Les autres arrivent, pourquoi pas nous? Sont-ils plus intelligents, plus imaginatifs, plus patriotes que nous ? Non, ils ne le sont pas, le Mali doit avancer…

 

  1. ACTIONS PUBLIQUES A METTRE EN ŒUVRE.

Pour encourager, développer un secteur, une branche d’activités, la puissance publique dispose de beaucoup de moyens.

 

Première action : la rédaction d’un Code industriel.

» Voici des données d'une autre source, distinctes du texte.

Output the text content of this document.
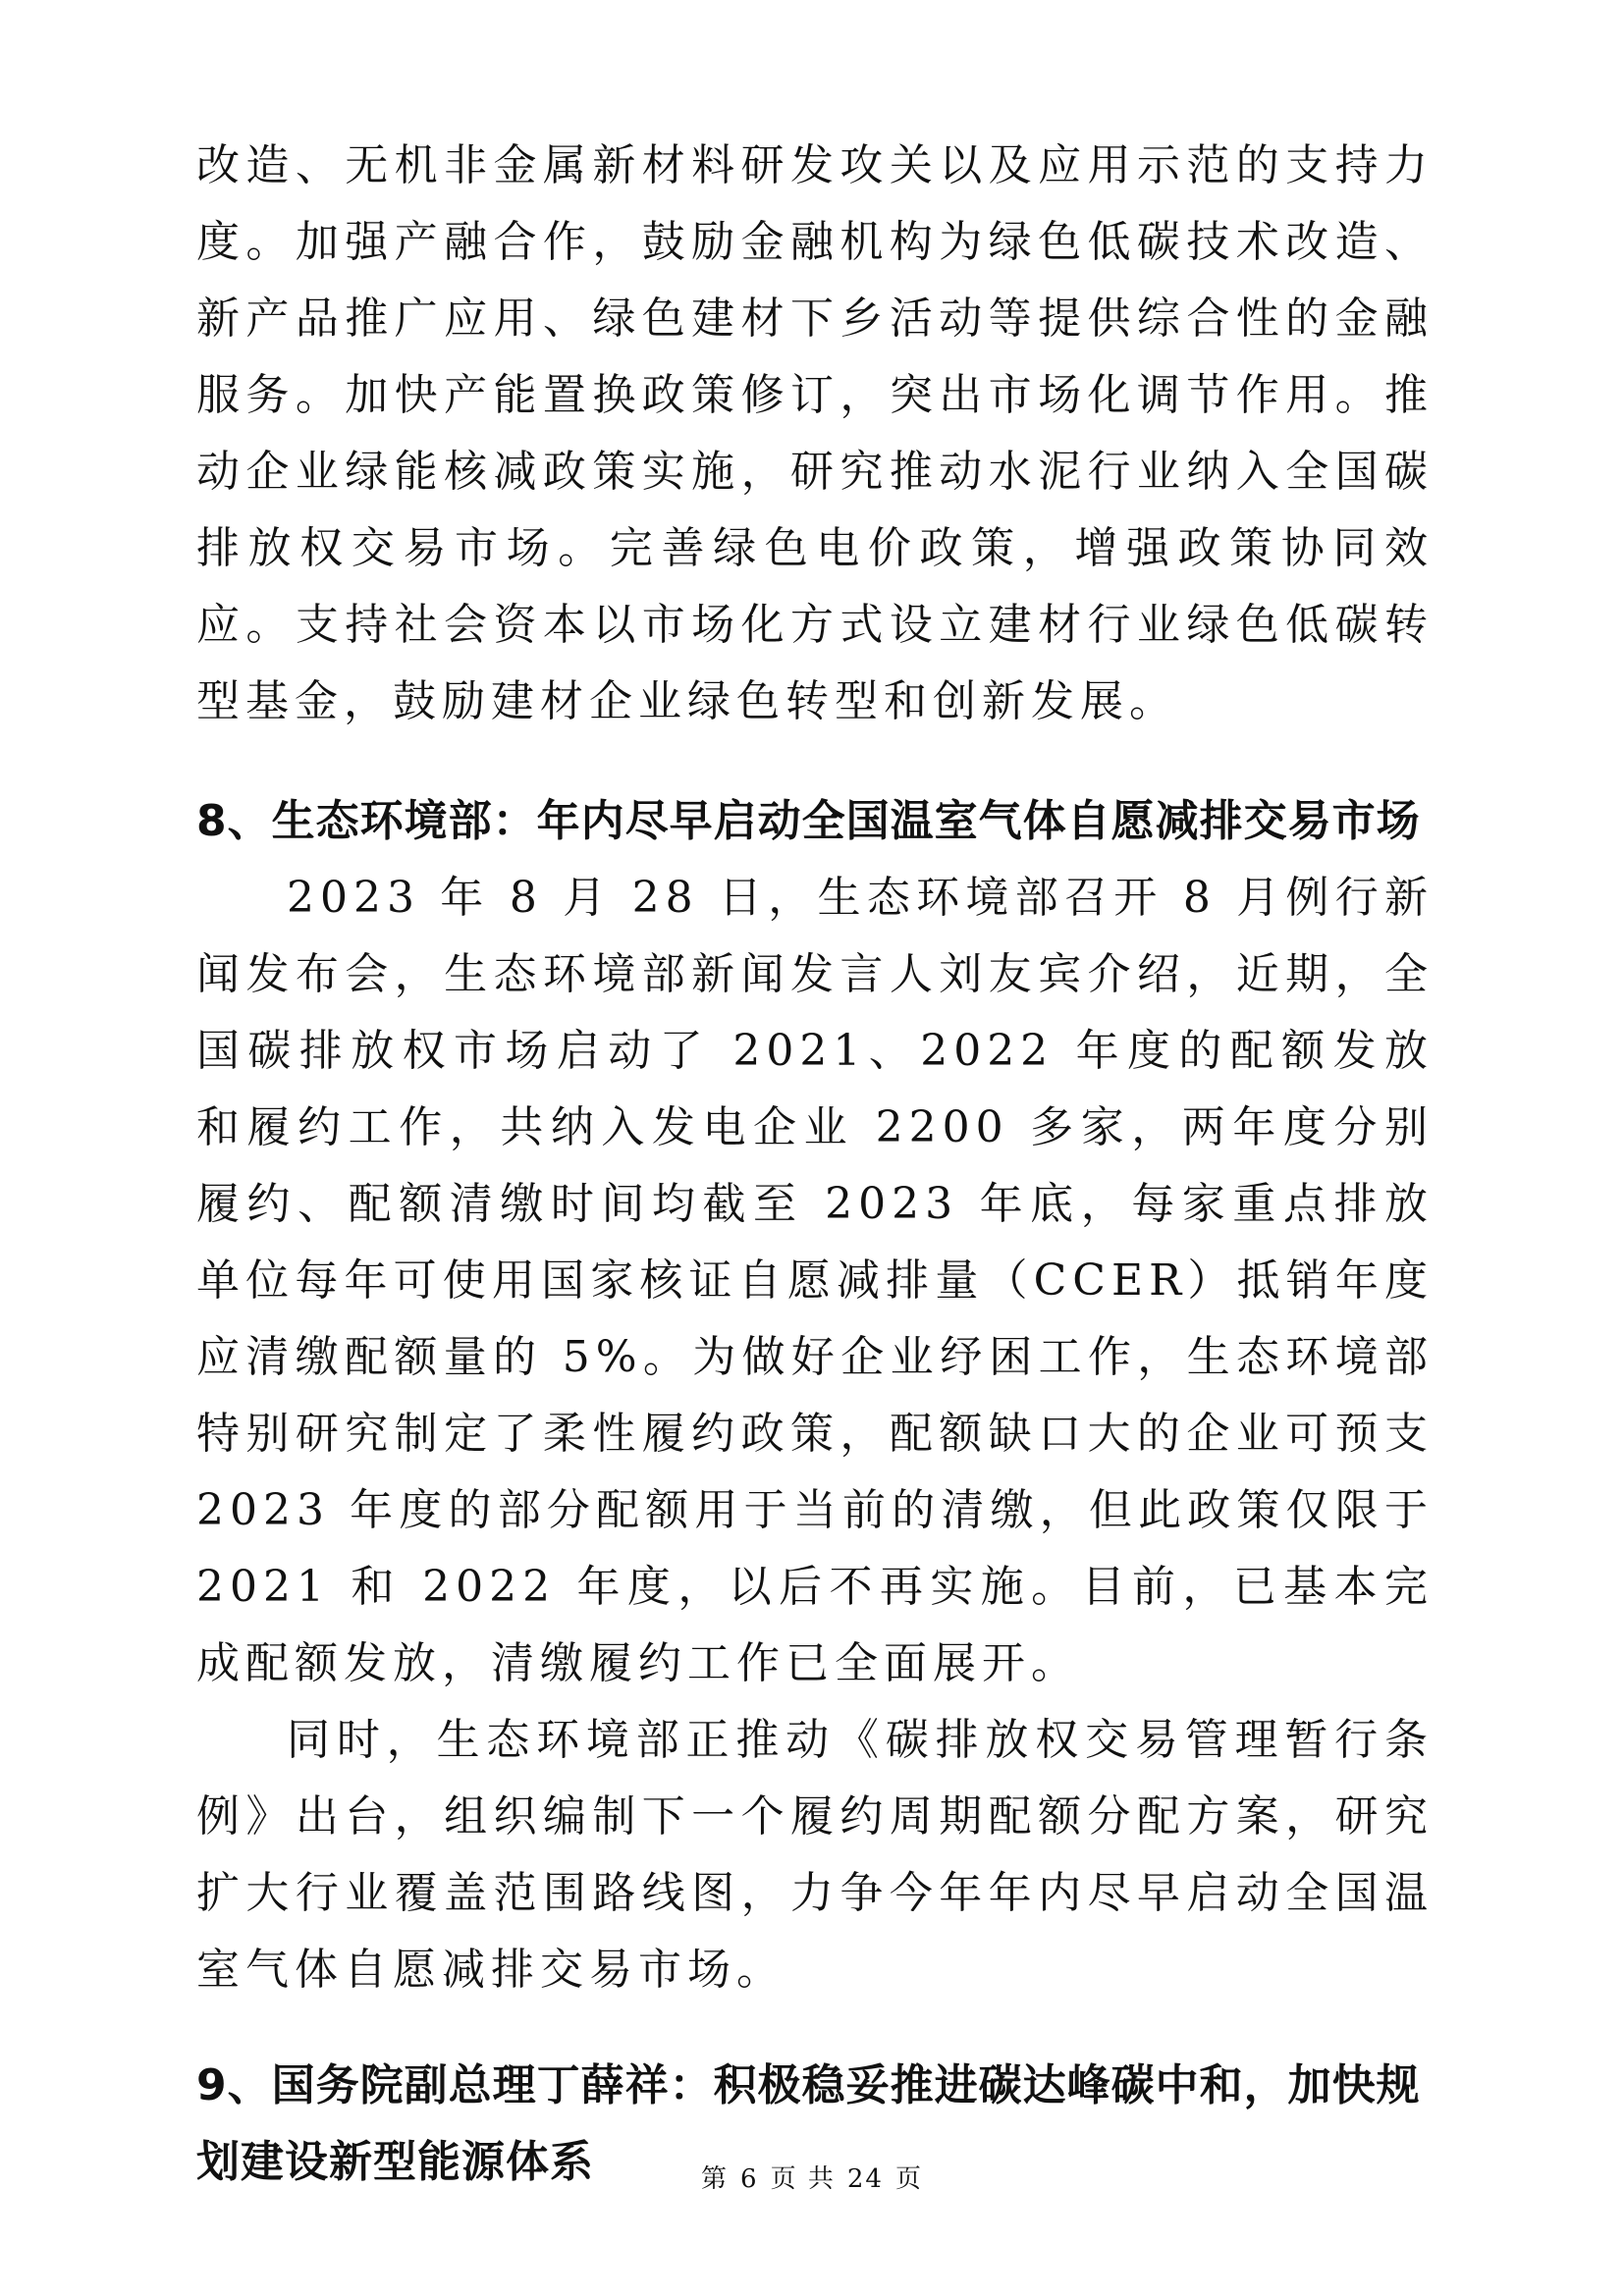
改造、无机非金属新材料研发攻关以及应用示范的支持力度。加强产融合作，鼓励金融机构为绿色低碳技术改造、新产品推广应用、绿色建材下乡活动等提供综合性的金融服务。加快产能置换政策修订，突出市场化调节作用。推动企业绿能核减政策实施，研究推动水泥行业纳入全国碳排放权交易市场。完善绿色电价政策，增强政策协同效应。支持社会资本以市场化方式设立建材行业绿色低碳转型基金，鼓励建材企业绿色转型和创新发展。

8、生态环境部：年内尽早启动全国温室气体自愿减排交易市场

2023 年 8 月 28 日，生态环境部召开 8 月例行新闻发布会，生态环境部新闻发言人刘友宾介绍，近期，全国碳排放权市场启动了 2021、2022 年度的配额发放和履约工作，共纳入发电企业 2200 多家，两年度分别履约、配额清缴时间均截至 2023 年底，每家重点排放单位每年可使用国家核证自愿减排量（CCER）抵销年度应清缴配额量的 5%。为做好企业纾困工作，生态环境部特别研究制定了柔性履约政策，配额缺口大的企业可预支 2023 年度的部分配额用于当前的清缴，但此政策仅限于 2021 和 2022 年度，以后不再实施。目前，已基本完成配额发放，清缴履约工作已全面展开。

同时，生态环境部正推动《碳排放权交易管理暂行条例》出台，组织编制下一个履约周期配额分配方案，研究扩大行业覆盖范围路线图，力争今年年内尽早启动全国温室气体自愿减排交易市场。

9、国务院副总理丁薛祥：积极稳妥推进碳达峰碳中和，加快规划建设新型能源体系	第 6 页 共 24 页
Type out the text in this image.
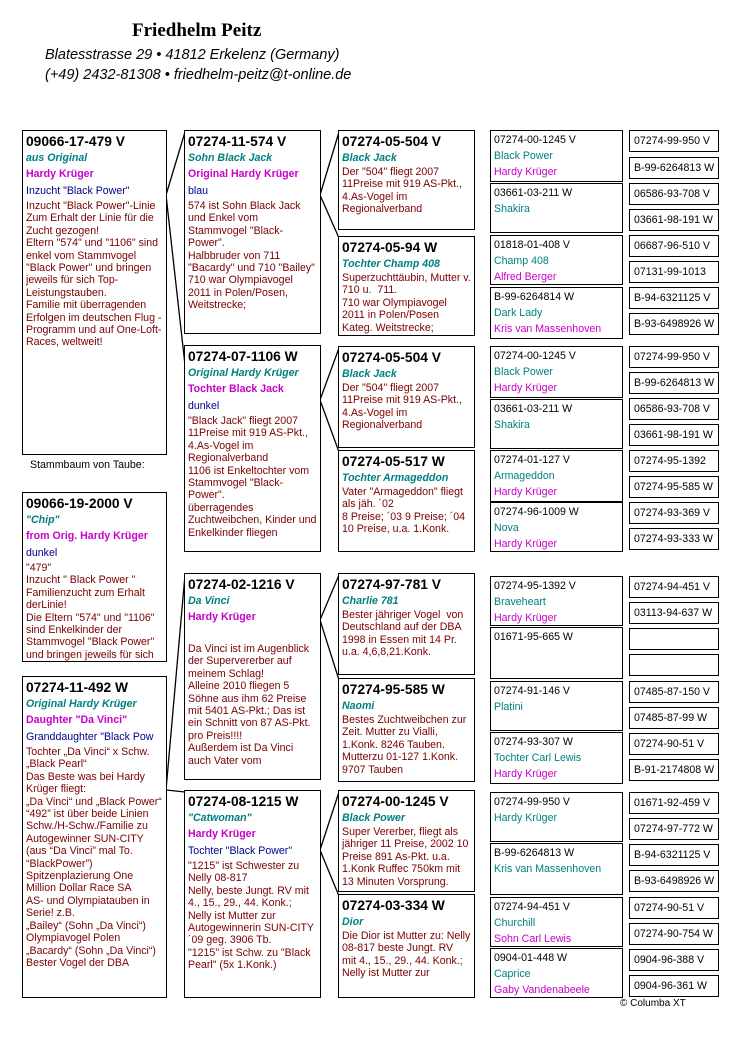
Friedhelm Peitz
Blatesstrasse 29 • 41812 Erkelenz (Germany)
(+49) 2432-81308 • friedhelm-peitz@t-online.de
09066-17-479 V
aus Original
Hardy Krüger
Inzucht "Black Power"
Inzucht "Black Power"-Linie
Zum Erhalt der Linie für die Zucht gezogen!
Eltern "574" und "1106" sind enkel vom Stammvogel "Black Power" und bringen jeweils für sich Top-Leistungstauben.
Familie mit überragenden Erfolgen im deutschen Flug -Programm und auf One-Loft-Races, weltweit!
Stammbaum von Taube:
09066-19-2000 V
"Chip"
from Orig. Hardy Krüger
dunkel
"479"
Inzucht " Black Power " Familienzucht zum Erhalt derLinie!
Die Eltern "574" und "1106" sind Enkelkinder der Stammvogel "Black Power"
und bringen jeweils für sich
07274-11-492 W
Original Hardy Krüger
Daughter "Da Vinci"
Granddaughter "Black Pow
Tochter „Da Vinci“ x Schw. „Black Pearl“
Das Beste was bei Hardy Krüger fliegt:
„Da Vinci“ und „Black Power“
“492” ist über beide Linien Schw./H-Schw./Familie zu Autogewinner SUN-CITY (aus “Da Vinci” mal To. “BlackPower”)
Spitzenplazierung One Million Dollar Race SA
AS- und Olympiatauben in Serie! z.B.
„Bailey“ (Sohn „Da Vinci“) Olympiavogel Polen
„Bacardy“ (Sohn „Da Vinci“) Bester Vogel der DBA
07274-11-574 V
Sohn Black Jack
Original Hardy Krüger
blau
574 ist Sohn Black Jack und Enkel vom Stammvogel "Black-Power".
Halbbruder von 711 "Bacardy" und 710 "Bailey"
710 war Olympiavogel 2011 in Polen/Posen, Weitstrecke;
07274-07-1106 W
Original Hardy Krüger
Tochter Black Jack
dunkel
"Black Jack" fliegt 2007 11Preise mit 919 AS-Pkt., 4.As-Vogel im Regionalverband
1106 ist Enkeltochter vom Stammvogel "Black-Power".
überragendes Zuchtweibchen, Kinder und Enkelkinder fliegen
07274-02-1216 V
Da Vinci
Hardy Krüger
Da Vinci ist im Augenblick der Supervererber auf meinem Schlag!
Alleine 2010 fliegen 5 Söhne aus ihm 62 Preise mit 5401 AS-Pkt.; Das ist ein Schnitt von 87 AS-Pkt. pro Preis!!!!
Außerdem ist Da Vinci auch Vater vom
07274-08-1215 W
"Catwoman"
Hardy Krüger
Tochter "Black Power"
"1215" ist Schwester zu Nelly 08-817
Nelly, beste Jungt. RV mit 4., 15., 29., 44. Konk.; Nelly ist Mutter zur Autogewinnerin SUN-CITY ´09 geg. 3906 Tb.
"1215" ist Schw. zu "Black Pearl" (5x 1.Konk.)
07274-05-504 V
Black Jack
Der "504" fliegt 2007 11Preise mit 919 AS-Pkt., 4.As-Vogel im Regionalverband
07274-05-94 W
Tochter Champ 408
Superzuchttäubin, Mutter v. 710 u.  711.
710 war Olympiavogel 2011 in Polen/Posen Kateg. Weitstrecke;
07274-05-504 V
Black Jack
Der "504" fliegt 2007 11Preise mit 919 AS-Pkt., 4.As-Vogel im Regionalverband
07274-05-517 W
Tochter Armageddon
Vater "Armageddon" fliegt als jäh. ´02
8 Preise; ´03 9 Preise; ´04 10 Preise, u.a. 1.Konk.
07274-97-781 V
Charlie 781
Bester jähriger Vogel  von Deutschland auf der DBA 1998 in Essen mit 14 Pr. u.a. 4,6,8,21.Konk.
07274-95-585 W
Naomi
Bestes Zuchtweibchen zur Zeit. Mutter zu Vialli, 1.Konk. 8246 Tauben. Mutterzu 01-127 1.Konk. 9707 Tauben
07274-00-1245 V
Black Power
Super Vererber, fliegt als jähriger 11 Preise, 2002 10 Preise 891 As-Pkt. u.a. 1.Konk Ruffec 750km mit 13 Minuten Vorsprung.
07274-03-334 W
Dior
Die Dior ist Mutter zu: Nelly 08-817 beste Jungt. RV
mit 4., 15., 29., 44. Konk.; Nelly ist Mutter zur
07274-00-1245 V
Black Power
Hardy Krüger
03661-03-211 W
Shakira
01818-01-408 V
Champ 408
Alfred Berger
B-99-6264814 W
Dark Lady
Kris van Massenhoven
07274-00-1245 V
Black Power
Hardy Krüger
03661-03-211 W
Shakira
07274-01-127 V
Armageddon
Hardy Krüger
07274-96-1009 W
Nova
Hardy Krüger
07274-95-1392 V
Braveheart
Hardy Krüger
01671-95-665 W
07274-91-146 V
Platini
07274-93-307 W
Tochter Carl Lewis
Hardy Krüger
07274-99-950 V
Hardy Krüger
B-99-6264813 W
Kris van Massenhoven
07274-94-451 V
Churchill
Sohn Carl Lewis
0904-01-448 W
Caprice
Gaby Vandenabeele
07274-99-950 V
B-99-6264813 W
06586-93-708 V
03661-98-191 W
06687-96-510 V
07131-99-1013
B-94-6321125 V
B-93-6498926 W
07274-99-950 V
B-99-6264813 W
06586-93-708 V
03661-98-191 W
07274-95-1392
07274-95-585 W
07274-93-369 V
07274-93-333 W
07274-94-451 V
03113-94-637 W
07485-87-150 V
07485-87-99 W
07274-90-51 V
B-91-2174808 W
01671-92-459 V
07274-97-772 W
B-94-6321125 V
B-93-6498926 W
07274-90-51 V
07274-90-754 W
0904-96-388 V
0904-96-361 W
© Columba XT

De nos jours, l’activité industrielle est réglementée dans différents textes, dont les plus importants sont : Code de commerce (Ohada et les textes non abrogés), Code général des Impôts, Code de la fiscalité locale, Code des douanes, Code des investissements. Code du travail, Code de Le Prévoyance Sociale, etc.

 

Dans cette armature de textes, les plus répressifs sont les Impôts et la Douane.

Alors, dans les tentatives de se protéger, chacun y allant dans sa direction. On assiste à une floraison de textes : des exonérations quasiment permanentes, des protocoles réduisant des taux de certains impôts et taxes dont celui de la TVA (réduction de moitié), des décisions d’exonération de droits de douanes, des contrats de performance, etc.

L’action de mise en place d’un « Code industriel » est inévitable pour offrir le même traitement aux mêmes situations, évitant ainsi des situations de discrimination et de distorsions entre les Unités industrielles.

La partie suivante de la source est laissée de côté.